Forgive me if I am missing something obvious. I'm wondering if this change to startListening() would be an improvement:

     ...
     config_reg |= _BV(PRIM_RX);
     write_register(NRF_CONFIG,config_reg);
     write_register(NRF_STATUS, _BV(RX_DR) | _BV(TX_DS) | _BV(MAX_RT));
     ce(HIGH);
     write_register(RX_ADDR_P0, pipe0_reading_address, addr_width);

     if(ack_payloads_enabled){
         flush_tx();
     }

In other words, always restoring pipe 0 reading address from pipe0_reading_address, instead of trying to sense whether it is set by LSB==0. (pipe0_reading_address is set to 0x0000000000 by the constructor.)

• Someone using pipe 0 rx is fine, as Pipe 0 address would be restored from the value stashed in the pipe0_reading_address.

• Someone who had never called openReadingPipe for pipe 0 would have pipe 0's RX address set to 0x0, so if they don't close the pipe explicitly, they could receive messages addressed to 0x0000000000.

• Pipe 0 will not be accidentally closed by the library if the address LSB contains 0.

• A tiny bit less logic to run on MCUs. But, maybe one more SPI transaction if pipe 0 rx is unused.

I think this would be a little more "noob friendly" as the possibility of receiving random messages at 0x0000000000 after TX w/AA seems less likely and less problematic to me than a noob trying to use an address with 0x00 LSB and having their pipes stealth-closed.

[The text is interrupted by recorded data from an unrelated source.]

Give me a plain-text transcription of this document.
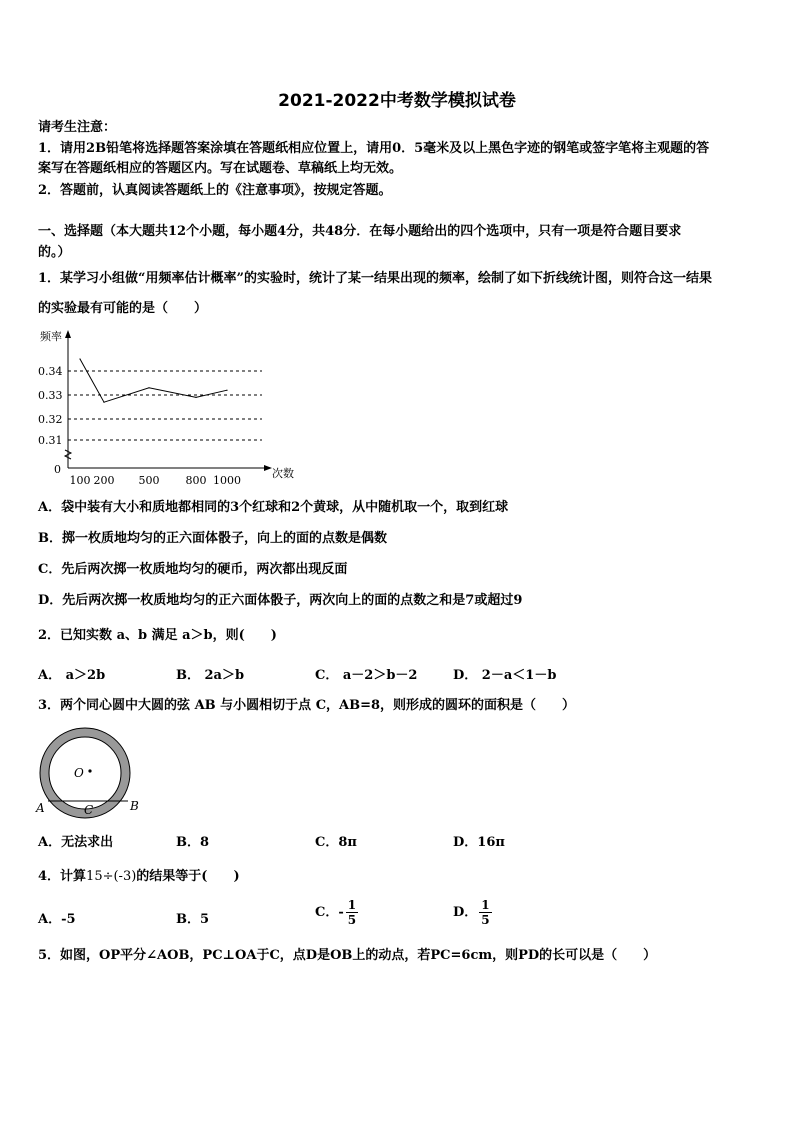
2021-2022中考数学模拟试卷
请考生注意：
1．请用2B铅笔将选择题答案涂填在答题纸相应位置上，请用0．5毫米及以上黑色字迹的钢笔或签字笔将主观题的答
案写在答题纸相应的答题区内。写在试题卷、草稿纸上均无效。
2．答题前，认真阅读答题纸上的《注意事项》，按规定答题。
一、选择题（本大题共12个小题，每小题4分，共48分．在每小题给出的四个选项中，只有一项是符合题目要求
的。）
1．某学习小组做“用频率估计概率”的实验时，统计了某一结果出现的频率，绘制了如下折线统计图，则符合这一结果
的实验最有可能的是（　　）
0.34
0.33
0.32
0.31
0
频率
100 200 500 800 1000
次数
A．袋中装有大小和质地都相同的3个红球和2个黄球，从中随机取一个，取到红球
B．掷一枚质地均匀的正六面体骰子，向上的面的点数是偶数
C．先后两次掷一枚质地均匀的硬币，两次都出现反面
D．先后两次掷一枚质地均匀的正六面体骰子，两次向上的面的点数之和是7或超过9
2．已知实数 a、b 满足 a＞b，则(　　)
A． a＞2b	B． 2a＞b	C． a－2＞b－2	D． 2－a＜1－b
3．两个同心圆中大圆的弦 AB 与小圆相切于点 C，AB=8，则形成的圆环的面积是（　　）
O
A	C	B
A．无法求出	B．8	C．8π	D．16π
4．计算15÷(-3)的结果等于(　　)
A．-5	B．5	C．- $\frac{1}{5}$	D． $\frac{1}{5}$
5．如图，OP平分∠AOB，PC⊥OA于C，点D是OB上的动点，若PC=6cm，则PD的长可以是（　　）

I've been wrestling with some strange problems with pipe 0 with (barf) Si24R1 modules, and this idea came out of me digging into that. This library is seriously cool and useful, and I hope I'm helping. Please let me know if I'm missing something obvious with this suggestion or if you have any other feedback.

[2bndy5]

I think this would be a little more "noob friendly" as the possibility of receiving random messages at 0x0000000000 after TX w/AA seems less likely and less problematic to me than a noob trying to use an address with 0x00 LSB and having their pipes stealth-closed.

This actually relates to #496 . Personally, I'd prefer

if (memcmp(pipe0_reading_address, 0x0000000000, addr_width) != 0)
    // Restore pipe 0 address
else
    closeReadingPipe(0);

to better prevent undesired stealthy closure of pipe 0. I understand that this code wouldn't work as is because 0x0000000000 is not an rvalue, but I digress.

The only reason we use pipe0_reading_address is to restore the state of pipe 0 to it's original state when the user hasn't explicitly designated it for RX behavior. Granted, startListening() & stopListening() currently presume that auto-ack is always enabled.

so if they don't close the pipe explicitly, they could receive messages addressed to 0x0000000000

Setting aside the malformation of a zeroed-out address, I don't see how this is advantageous. Did you have a use case in mind for this?

A tiny bit less logic to run on MCUs. But, maybe one more SPI transaction if pipe 0 rx is unused.

I'm not worried about the quantity of logic (if that wasn't obvious from my memcmp() suggestion). I am a bit sensitive about unnecessary SPI transactions because they can slow things down.

[combs]

Ahh, I understand the existing logic more if SPI transactions are costly. I can see how this would reduce throughput to reduce the address each time. Thank you

[2bndy5]

No problem. I do appreciate these discussions as it provides a great opportunity for learning (for all parties).